Linda Amaral Zettler explores patterns of microbial diversity and adaptation in extreme and marine environments. Current research objectives include understanding the environmental factors that help shape microbial community structure at the three-domain level and below. One of her long-term field sites focusing on Astrobiology  research includes the acidic, heavy-metal laden Río Tinto (southwestern Spain)- a terrestrial analog for Mars. Her NSF Biodiversity Survey and Inventories project called MIRADA LTERs also explores three-domain diversity, but at a much larger scale in a biogeographic study that involves Microbial Inventory Research Across 13 Diverse Aquatic LTER sites.

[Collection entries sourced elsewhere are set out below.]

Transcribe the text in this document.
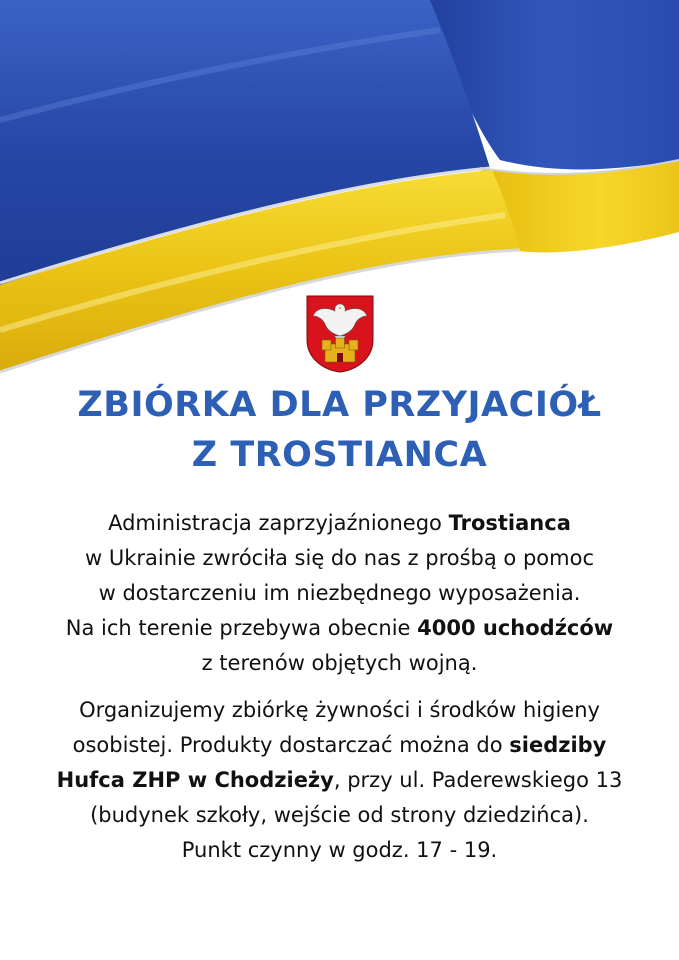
ZBIÓRKA DLA PRZYJACIÓŁ
Z TROSTIANCA
Administracja zaprzyjaźnionego Trostianca
w Ukrainie zwróciła się do nas z prośbą o pomoc
w dostarczeniu im niezbędnego wyposażenia.
Na ich terenie przebywa obecnie 4000 uchodźców
z terenów objętych wojną.
Organizujemy zbiórkę żywności i środków higieny
osobistej. Produkty dostarczać można do siedziby
Hufca ZHP w Chodzieży, przy ul. Paderewskiego 13
(budynek szkoły, wejście od strony dziedzińca).
Punkt czynny w godz. 17 - 19.
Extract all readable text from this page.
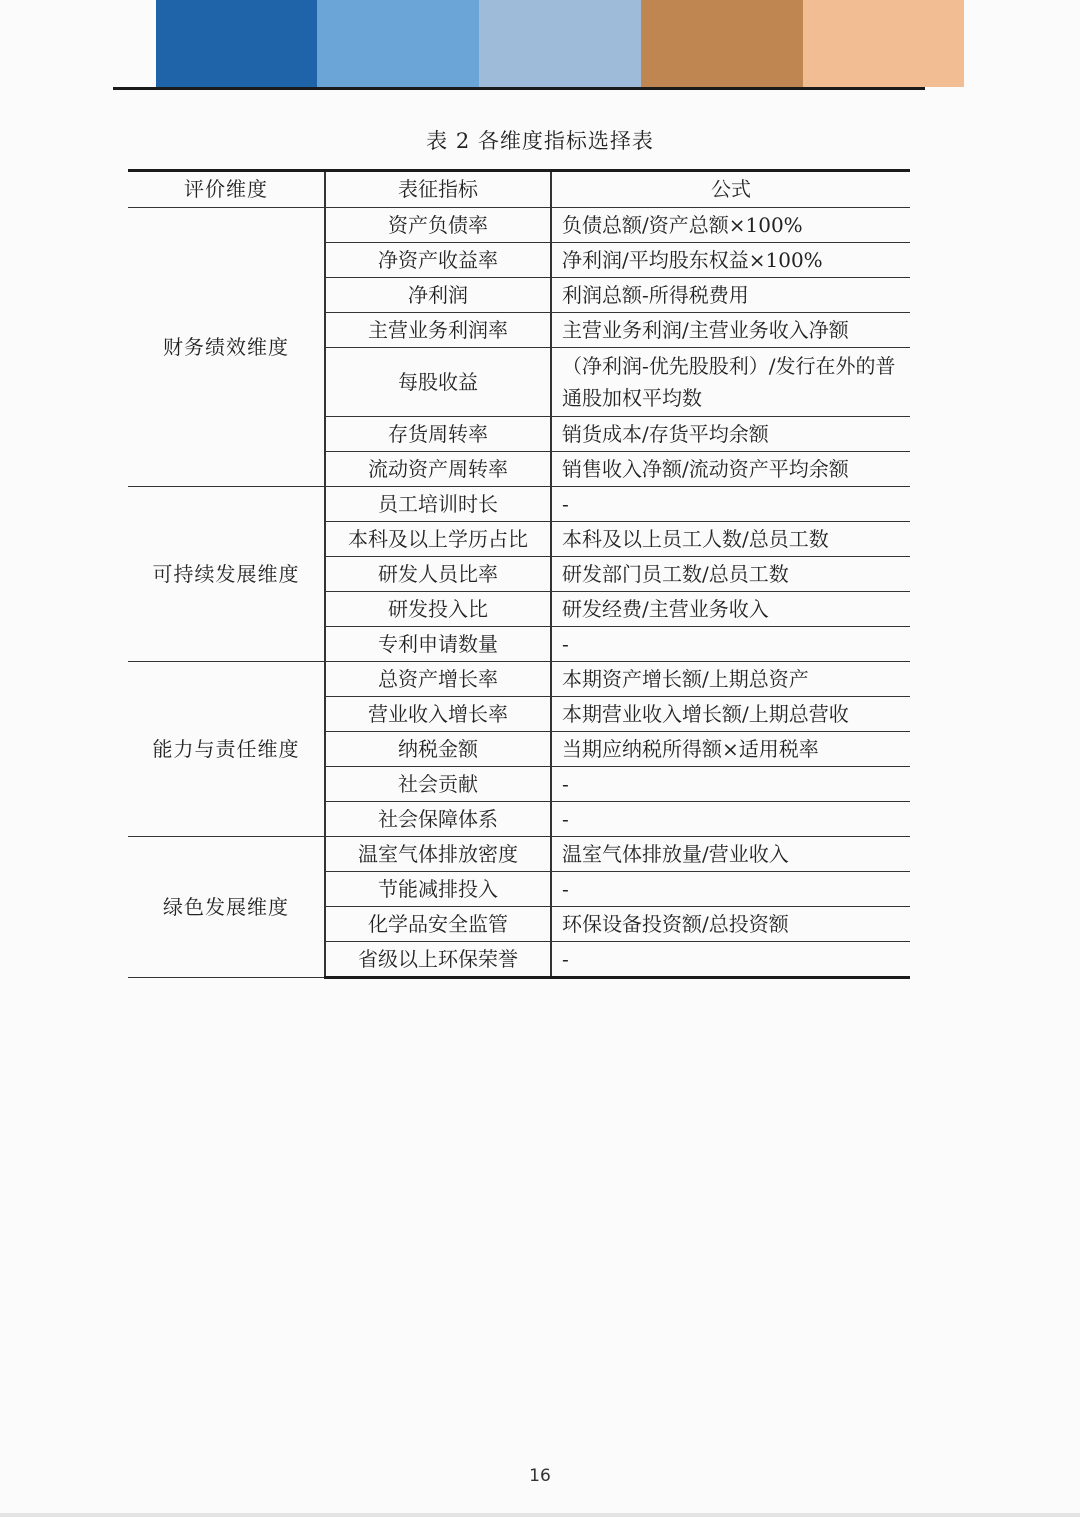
表 2 各维度指标选择表
评价维度	表征指标	公式
财务绩效维度	资产负债率	负债总额/资产总额×100%
	净资产收益率	净利润/平均股东权益×100%
	净利润	利润总额-所得税费用
	主营业务利润率	主营业务利润/主营业务收入净额
	每股收益	（净利润-优先股股利）/发行在外的普通股加权平均数
	存货周转率	销货成本/存货平均余额
	流动资产周转率	销售收入净额/流动资产平均余额
可持续发展维度	员工培训时长	-
	本科及以上学历占比	本科及以上员工人数/总员工数
	研发人员比率	研发部门员工数/总员工数
	研发投入比	研发经费/主营业务收入
	专利申请数量	-
能力与责任维度	总资产增长率	本期资产增长额/上期总资产
	营业收入增长率	本期营业收入增长额/上期总营收
	纳税金额	当期应纳税所得额×适用税率
	社会贡献	-
	社会保障体系	-
绿色发展维度	温室气体排放密度	温室气体排放量/营业收入
	节能减排投入	-
	化学品安全监管	环保设备投资额/总投资额
	省级以上环保荣誉	-
16
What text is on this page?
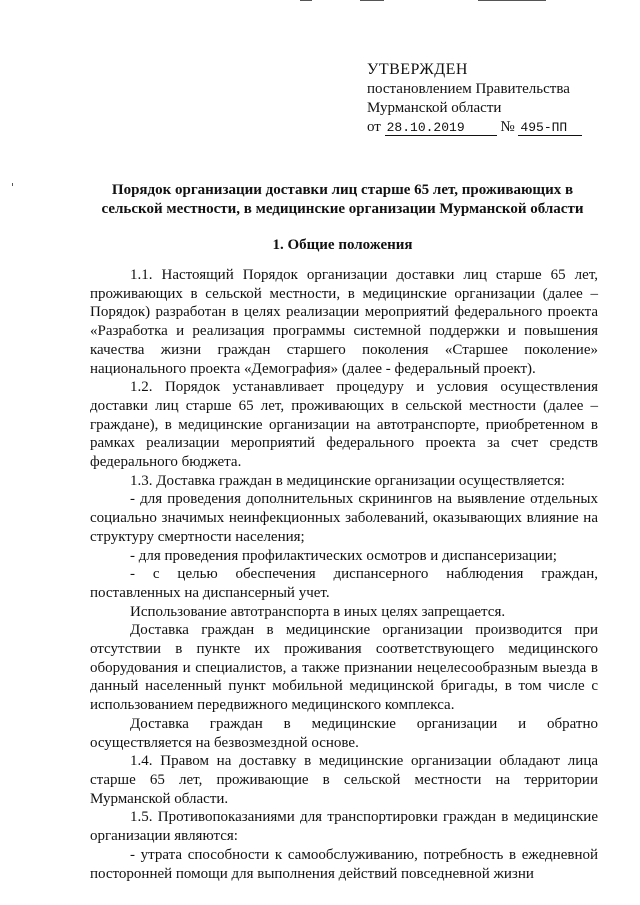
УТВЕРЖДЕН
постановлением Правительства
Мурманской области
от 28.10.2019 № 495-ПП
Порядок организации доставки лиц старше 65 лет, проживающих в сельской местности, в медицинские организации Мурманской области
1. Общие положения

1.1. Настоящий Порядок организации доставки лиц старше 65 лет, проживающих в сельской местности, в медицинские организации (далее – Порядок) разработан в целях реализации мероприятий федерального проекта «Разработка и реализация программы системной поддержки и повышения качества жизни граждан старшего поколения «Старшее поколение» национального проекта «Демография» (далее - федеральный проект).

1.2. Порядок устанавливает процедуру и условия осуществления доставки лиц старше 65 лет, проживающих в сельской местности (далее – граждане), в медицинские организации на автотранспорте, приобретенном в рамках реализации мероприятий федерального проекта за счет средств федерального бюджета.

1.3. Доставка граждан в медицинские организации осуществляется:

- для проведения дополнительных скринингов на выявление отдельных социально значимых неинфекционных заболеваний, оказывающих влияние на структуру смертности населения;

- для проведения профилактических осмотров и диспансеризации;

- с целью обеспечения диспансерного наблюдения граждан, поставленных на диспансерный учет.

Использование автотранспорта в иных целях запрещается.

Доставка граждан в медицинские организации производится при отсутствии в пункте их проживания соответствующего медицинского оборудования и специалистов, а также признании нецелесообразным выезда в данный населенный пункт мобильной медицинской бригады, в том числе с использованием передвижного медицинского комплекса.

Доставка граждан в медицинские организации и обратно осуществляется на безвозмездной основе.

1.4. Правом на доставку в медицинские организации обладают лица старше 65 лет, проживающие в сельской местности на территории Мурманской области.

1.5. Противопоказаниями для транспортировки граждан в медицинские организации являются:

- утрата способности к самообслуживанию, потребность в ежедневной посторонней помощи для выполнения действий повседневной жизни
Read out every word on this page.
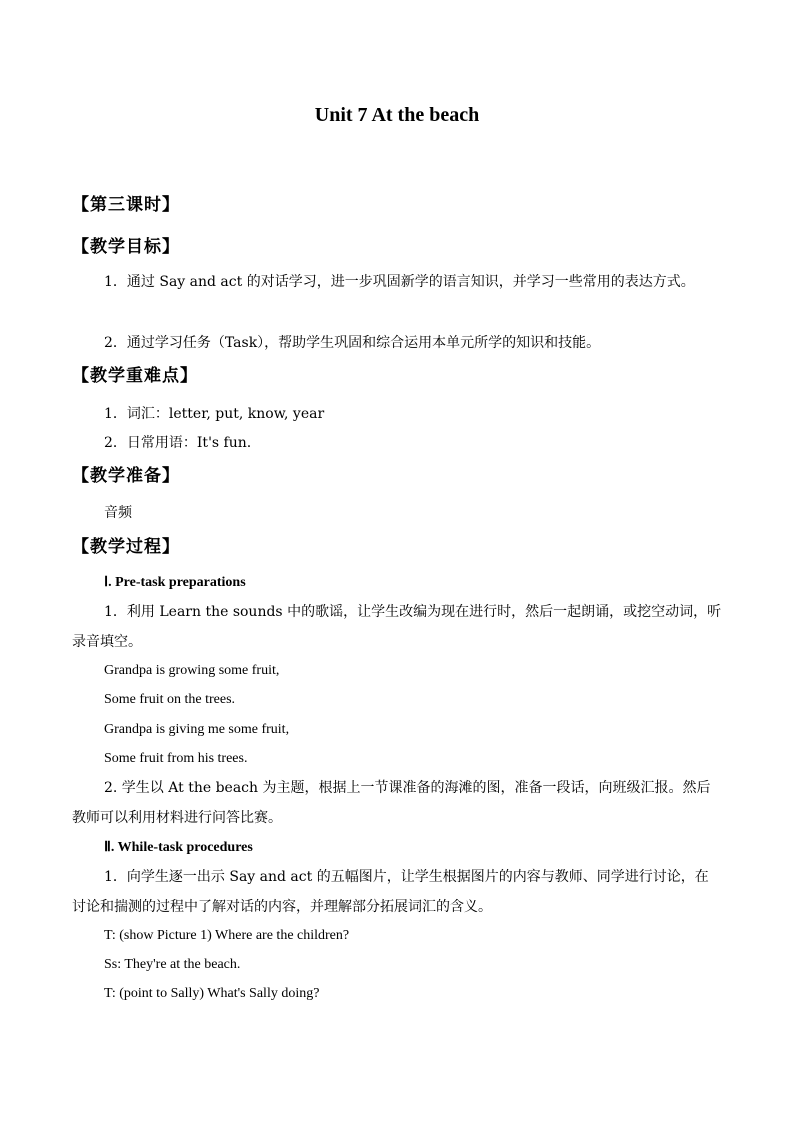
Unit 7 At the beach
【第三课时】
【教学目标】
1．通过 Say and act 的对话学习，进一步巩固新学的语言知识，并学习一些常用的表达方式。
2．通过学习任务（Task），帮助学生巩固和综合运用本单元所学的知识和技能。
【教学重难点】
1．词汇：letter, put, know, year
2．日常用语：It's fun.
【教学准备】
音频
【教学过程】
Ⅰ. Pre-task preparations
1．利用 Learn the sounds 中的歌谣，让学生改编为现在进行时，然后一起朗诵，或挖空动词，听录音填空。
Grandpa is growing some fruit,
Some fruit on the trees.
Grandpa is giving me some fruit,
Some fruit from his trees.
2. 学生以 At the beach 为主题，根据上一节课准备的海滩的图，准备一段话，向班级汇报。然后教师可以利用材料进行问答比赛。
Ⅱ. While-task procedures
1．向学生逐一出示 Say and act 的五幅图片，让学生根据图片的内容与教师、同学进行讨论，在讨论和揣测的过程中了解对话的内容，并理解部分拓展词汇的含义。
T: (show Picture 1) Where are the children?
Ss: They're at the beach.
T: (point to Sally) What's Sally doing?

A second research theme explores the presence and persistence of human pathogens in the marine environment with an emphasis on the role of marine amoebae as vectors for emerging diseases as part of the Woods Hole Centers for Oceans Health. This research involves field work in Mount Hope Bay, MA and Lake Pontchartrain, LA.
She also serve as the Secretariat and education and outreach leader for the International Census of Marine Microbes- one of 14 ocean realm projects in the Census of Marine Life in an international effort to census microbial life in the ocean.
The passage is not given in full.